Quebec, for its part, has adopted a modern legal framework with its Act to affirm the collective nature of water resources and to promote better governance of water and associated environments, as well as its Act respecting the conservation of wetlands and bodies of water. Quebec plans its interventions at the watershed level, as recommended by international best practices, and it already shares its hydrological data with its partners, which would be a good thing at the federal level as well.
We must also remember a simple constitutional truth: Waterway management, land use planning and emergency preparedness fall under the jurisdiction of Quebec and the provinces. Canada is made up of many nations. To suppose that a single centralized model can serve such disparate realities is to ignore the fact that the risks, territories and jurisdictions are diverse.

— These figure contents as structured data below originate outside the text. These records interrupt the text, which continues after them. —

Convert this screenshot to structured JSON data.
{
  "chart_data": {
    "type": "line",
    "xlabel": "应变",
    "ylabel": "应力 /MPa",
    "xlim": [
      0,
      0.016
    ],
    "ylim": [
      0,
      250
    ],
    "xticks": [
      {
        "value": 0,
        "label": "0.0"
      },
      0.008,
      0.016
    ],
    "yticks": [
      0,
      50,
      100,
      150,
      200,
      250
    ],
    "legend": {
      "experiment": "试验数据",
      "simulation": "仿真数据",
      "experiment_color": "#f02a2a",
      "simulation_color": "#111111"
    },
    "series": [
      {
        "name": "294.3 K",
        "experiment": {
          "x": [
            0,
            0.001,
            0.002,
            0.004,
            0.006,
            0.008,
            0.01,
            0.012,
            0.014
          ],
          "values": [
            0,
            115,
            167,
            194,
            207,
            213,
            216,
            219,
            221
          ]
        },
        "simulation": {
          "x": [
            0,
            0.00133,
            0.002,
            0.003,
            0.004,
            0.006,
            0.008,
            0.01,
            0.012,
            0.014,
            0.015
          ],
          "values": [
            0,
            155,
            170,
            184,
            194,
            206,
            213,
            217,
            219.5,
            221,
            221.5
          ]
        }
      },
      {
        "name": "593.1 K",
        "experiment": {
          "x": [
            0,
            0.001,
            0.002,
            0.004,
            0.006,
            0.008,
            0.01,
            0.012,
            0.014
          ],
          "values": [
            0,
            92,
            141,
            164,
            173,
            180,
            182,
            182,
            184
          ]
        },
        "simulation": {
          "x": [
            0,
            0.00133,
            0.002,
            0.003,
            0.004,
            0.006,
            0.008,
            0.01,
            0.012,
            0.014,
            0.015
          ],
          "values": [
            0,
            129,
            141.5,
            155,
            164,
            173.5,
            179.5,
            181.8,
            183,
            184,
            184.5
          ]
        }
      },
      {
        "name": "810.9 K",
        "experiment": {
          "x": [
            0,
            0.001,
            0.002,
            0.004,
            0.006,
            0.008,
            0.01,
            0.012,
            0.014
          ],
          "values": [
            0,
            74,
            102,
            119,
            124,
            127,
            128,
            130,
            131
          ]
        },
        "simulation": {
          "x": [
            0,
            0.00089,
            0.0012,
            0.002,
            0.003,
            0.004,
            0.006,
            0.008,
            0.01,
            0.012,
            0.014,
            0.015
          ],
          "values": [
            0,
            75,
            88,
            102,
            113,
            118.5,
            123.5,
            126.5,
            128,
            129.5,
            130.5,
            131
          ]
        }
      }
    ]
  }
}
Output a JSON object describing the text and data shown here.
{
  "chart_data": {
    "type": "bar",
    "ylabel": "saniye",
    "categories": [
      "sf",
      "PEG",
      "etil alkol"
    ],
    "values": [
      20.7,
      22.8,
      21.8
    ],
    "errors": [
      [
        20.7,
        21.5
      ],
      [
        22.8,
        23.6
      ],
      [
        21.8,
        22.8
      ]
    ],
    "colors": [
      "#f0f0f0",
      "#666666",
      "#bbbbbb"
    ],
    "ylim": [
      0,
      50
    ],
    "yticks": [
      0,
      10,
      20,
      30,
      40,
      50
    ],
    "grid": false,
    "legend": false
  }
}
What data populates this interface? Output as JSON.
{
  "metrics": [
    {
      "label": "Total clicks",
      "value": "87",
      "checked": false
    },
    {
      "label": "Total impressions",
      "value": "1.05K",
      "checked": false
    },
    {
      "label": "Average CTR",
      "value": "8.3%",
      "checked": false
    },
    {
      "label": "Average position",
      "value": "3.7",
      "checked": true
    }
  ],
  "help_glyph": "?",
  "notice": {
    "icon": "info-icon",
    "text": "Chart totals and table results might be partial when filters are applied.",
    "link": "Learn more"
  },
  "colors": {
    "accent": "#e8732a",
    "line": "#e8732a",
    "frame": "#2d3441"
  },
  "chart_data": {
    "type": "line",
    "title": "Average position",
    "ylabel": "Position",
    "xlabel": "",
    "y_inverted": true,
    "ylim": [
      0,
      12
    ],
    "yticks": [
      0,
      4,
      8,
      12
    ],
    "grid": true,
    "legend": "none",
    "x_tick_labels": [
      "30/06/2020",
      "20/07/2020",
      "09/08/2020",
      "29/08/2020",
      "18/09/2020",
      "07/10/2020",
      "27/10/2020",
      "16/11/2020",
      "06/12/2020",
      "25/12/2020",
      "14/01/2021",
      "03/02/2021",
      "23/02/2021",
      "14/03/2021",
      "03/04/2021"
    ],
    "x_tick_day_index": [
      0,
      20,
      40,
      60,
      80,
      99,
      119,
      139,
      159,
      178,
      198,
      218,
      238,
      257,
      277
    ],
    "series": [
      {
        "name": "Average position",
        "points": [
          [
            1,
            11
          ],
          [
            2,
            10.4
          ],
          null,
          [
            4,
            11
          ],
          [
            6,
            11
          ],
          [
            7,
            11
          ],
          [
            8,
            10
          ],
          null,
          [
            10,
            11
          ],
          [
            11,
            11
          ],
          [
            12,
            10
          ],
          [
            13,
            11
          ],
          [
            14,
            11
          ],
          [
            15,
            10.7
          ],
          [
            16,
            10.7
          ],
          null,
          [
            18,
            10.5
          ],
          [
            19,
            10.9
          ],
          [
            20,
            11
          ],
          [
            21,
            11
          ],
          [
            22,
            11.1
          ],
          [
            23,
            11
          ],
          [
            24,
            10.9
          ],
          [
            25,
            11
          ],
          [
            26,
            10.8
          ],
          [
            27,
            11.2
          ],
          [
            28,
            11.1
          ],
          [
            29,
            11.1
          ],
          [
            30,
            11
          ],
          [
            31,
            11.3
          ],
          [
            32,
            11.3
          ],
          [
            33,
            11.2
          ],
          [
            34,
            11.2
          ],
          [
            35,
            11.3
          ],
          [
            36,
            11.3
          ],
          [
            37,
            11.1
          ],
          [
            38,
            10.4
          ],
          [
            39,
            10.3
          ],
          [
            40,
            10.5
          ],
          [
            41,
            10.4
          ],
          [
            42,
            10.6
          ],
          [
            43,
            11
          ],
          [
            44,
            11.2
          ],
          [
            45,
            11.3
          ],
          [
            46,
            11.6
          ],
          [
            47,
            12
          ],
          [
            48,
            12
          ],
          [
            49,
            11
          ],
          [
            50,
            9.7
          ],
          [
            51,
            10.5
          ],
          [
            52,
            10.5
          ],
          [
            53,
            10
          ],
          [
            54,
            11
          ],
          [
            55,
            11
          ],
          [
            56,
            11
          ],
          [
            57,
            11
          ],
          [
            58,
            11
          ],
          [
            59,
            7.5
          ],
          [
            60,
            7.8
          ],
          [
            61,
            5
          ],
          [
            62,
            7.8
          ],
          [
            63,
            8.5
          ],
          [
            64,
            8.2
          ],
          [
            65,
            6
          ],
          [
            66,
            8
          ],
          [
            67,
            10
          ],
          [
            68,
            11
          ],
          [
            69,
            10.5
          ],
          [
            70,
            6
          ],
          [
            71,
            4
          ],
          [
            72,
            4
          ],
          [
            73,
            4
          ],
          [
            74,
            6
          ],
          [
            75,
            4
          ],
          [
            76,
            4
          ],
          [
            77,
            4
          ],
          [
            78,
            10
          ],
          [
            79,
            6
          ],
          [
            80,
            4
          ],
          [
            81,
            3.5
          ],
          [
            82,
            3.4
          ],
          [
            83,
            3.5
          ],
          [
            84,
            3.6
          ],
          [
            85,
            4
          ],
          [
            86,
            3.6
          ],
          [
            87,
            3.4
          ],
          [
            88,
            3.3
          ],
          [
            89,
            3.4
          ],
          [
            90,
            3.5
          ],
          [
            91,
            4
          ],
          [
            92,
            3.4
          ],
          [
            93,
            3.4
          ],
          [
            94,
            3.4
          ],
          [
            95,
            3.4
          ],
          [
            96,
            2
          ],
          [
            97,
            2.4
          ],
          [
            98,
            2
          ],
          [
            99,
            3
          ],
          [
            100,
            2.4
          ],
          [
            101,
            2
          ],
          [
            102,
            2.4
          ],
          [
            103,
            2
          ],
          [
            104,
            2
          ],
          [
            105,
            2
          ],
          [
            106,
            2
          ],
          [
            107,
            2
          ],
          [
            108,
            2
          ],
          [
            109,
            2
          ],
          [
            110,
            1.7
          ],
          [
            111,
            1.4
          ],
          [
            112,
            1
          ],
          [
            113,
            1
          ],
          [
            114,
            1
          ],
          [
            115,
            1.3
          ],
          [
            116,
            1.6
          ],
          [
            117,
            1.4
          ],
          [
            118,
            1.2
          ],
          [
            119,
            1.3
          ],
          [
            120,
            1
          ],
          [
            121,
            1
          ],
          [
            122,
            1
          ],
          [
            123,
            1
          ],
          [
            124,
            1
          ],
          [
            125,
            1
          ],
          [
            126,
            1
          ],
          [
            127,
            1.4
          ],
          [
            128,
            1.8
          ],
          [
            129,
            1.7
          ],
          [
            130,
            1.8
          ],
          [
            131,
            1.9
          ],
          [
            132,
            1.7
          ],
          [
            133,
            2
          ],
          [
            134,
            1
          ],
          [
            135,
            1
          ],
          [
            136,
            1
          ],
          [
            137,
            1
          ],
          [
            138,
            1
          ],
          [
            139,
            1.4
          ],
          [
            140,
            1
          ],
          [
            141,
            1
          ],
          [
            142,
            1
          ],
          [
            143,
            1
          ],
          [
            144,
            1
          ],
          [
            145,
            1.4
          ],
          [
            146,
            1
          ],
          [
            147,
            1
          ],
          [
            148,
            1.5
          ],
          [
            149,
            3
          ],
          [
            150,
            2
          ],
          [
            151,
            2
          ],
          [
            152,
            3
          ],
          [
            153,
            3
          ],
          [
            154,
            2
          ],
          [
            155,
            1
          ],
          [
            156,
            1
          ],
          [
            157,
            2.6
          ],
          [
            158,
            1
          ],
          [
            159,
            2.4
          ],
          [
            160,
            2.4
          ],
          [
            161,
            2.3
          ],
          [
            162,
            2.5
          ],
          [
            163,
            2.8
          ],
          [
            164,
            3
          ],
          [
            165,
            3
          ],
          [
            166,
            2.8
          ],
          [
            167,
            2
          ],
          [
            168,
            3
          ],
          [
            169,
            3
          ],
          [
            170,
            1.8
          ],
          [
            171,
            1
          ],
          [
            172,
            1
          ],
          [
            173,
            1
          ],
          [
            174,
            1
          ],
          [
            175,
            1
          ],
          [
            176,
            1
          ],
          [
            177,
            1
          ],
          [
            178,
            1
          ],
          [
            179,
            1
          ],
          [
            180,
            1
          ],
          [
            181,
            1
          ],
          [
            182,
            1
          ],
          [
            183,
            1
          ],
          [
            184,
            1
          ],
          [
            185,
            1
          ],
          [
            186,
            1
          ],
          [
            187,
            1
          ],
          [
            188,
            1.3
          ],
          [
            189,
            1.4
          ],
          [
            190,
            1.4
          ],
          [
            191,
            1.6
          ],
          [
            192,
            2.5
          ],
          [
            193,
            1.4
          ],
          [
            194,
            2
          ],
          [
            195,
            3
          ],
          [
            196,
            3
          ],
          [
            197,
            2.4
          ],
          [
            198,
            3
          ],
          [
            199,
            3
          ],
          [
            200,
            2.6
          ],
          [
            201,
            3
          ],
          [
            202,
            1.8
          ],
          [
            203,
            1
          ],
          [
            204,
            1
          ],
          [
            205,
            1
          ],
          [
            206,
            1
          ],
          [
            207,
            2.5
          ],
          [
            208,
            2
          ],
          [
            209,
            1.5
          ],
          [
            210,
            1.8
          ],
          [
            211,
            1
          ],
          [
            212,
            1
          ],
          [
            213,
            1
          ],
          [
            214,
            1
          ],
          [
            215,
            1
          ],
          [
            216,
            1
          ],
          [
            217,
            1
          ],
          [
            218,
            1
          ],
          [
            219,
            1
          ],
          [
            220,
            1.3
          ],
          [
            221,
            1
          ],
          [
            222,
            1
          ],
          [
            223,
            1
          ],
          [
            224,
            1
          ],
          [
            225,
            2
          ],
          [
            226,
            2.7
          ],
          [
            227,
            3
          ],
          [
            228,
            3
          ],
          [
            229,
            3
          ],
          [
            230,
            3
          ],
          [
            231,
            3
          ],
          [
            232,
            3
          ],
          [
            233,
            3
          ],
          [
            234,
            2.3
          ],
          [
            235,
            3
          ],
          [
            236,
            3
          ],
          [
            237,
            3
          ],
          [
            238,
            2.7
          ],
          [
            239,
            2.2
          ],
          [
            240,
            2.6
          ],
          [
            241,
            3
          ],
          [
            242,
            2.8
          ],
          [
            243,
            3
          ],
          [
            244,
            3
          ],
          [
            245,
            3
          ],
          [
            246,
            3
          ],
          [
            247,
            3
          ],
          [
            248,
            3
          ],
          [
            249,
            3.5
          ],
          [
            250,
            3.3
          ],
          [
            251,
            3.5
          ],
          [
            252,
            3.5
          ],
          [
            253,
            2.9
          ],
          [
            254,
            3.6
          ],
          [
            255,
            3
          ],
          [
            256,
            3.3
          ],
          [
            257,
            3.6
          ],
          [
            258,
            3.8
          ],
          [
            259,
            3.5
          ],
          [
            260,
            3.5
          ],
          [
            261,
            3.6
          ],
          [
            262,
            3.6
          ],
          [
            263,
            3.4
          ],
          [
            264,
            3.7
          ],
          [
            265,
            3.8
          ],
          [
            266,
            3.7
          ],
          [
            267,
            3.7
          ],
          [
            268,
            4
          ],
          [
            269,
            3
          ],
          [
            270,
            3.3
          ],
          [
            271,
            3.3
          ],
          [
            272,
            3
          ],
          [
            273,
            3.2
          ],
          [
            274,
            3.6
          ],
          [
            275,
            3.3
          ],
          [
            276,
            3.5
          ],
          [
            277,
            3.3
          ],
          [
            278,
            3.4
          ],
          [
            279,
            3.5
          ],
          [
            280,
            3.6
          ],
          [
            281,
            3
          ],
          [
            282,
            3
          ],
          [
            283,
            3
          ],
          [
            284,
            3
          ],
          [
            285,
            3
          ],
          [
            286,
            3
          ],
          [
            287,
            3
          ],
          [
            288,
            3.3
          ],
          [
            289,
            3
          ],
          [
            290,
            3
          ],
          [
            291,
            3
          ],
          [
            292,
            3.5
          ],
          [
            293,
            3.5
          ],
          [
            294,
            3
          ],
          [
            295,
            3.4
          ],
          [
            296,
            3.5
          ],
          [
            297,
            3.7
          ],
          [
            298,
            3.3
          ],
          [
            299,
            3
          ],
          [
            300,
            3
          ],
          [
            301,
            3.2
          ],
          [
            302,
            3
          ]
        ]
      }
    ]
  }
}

Let us not forget the St. Lawrence River, a living and complex river that calls for detailed, local, place-based expertise. The government is grappling with soaring climate costs, but it is doing nothing to curtail the causes of climate change. Over the past 10 years, natural disasters have cost the country more than $2.5 billion a year. In Quebec, compensation increases year after year, and insurance premiums rise accordingly. In many cases, less fortunate households are located in the most vulnerable areas. Adaptation is not just an infrastructure issue; it is also a social justice issue. In my region, the Lower St. Lawrence, farmers' soils are drying out, their crops are less robust and their costs are going up. Hydrological forecasting is not a luxury; it is crucial to food security.
There is a fundamental disconnect here. The government is proposing a new structure for predicting climate disasters while it continues to support oil and gas projects that make climate change worse. Improving our ability to predict storms while funding what makes them more violent makes no sense.
That is why the Bloc Québécois is proposing concrete measures: enhance the disaster mitigation and adaptation fund, provide more support to fight shoreline erosion, and implement a co-insurance program to protect households located in the most at-risk areas. These are not mere suggestions. These are realistic, workable solutions that people want to see.
Bill C‑241 does not build any real capacity. It does not address any weaknesses within the Meteorological Service of Canada. It does not respect the jurisdictions of Quebec and the provinces. It does not help municipalities, which are already dealing with the climate crisis every day.
The climate emergency requires political courage, not imaginary structures. It requires results, not intentions. Quebec does not need a new federal structure. It needs the federal government to finally do its part. What is missing today is not a national strategy. What is missing is the will to act.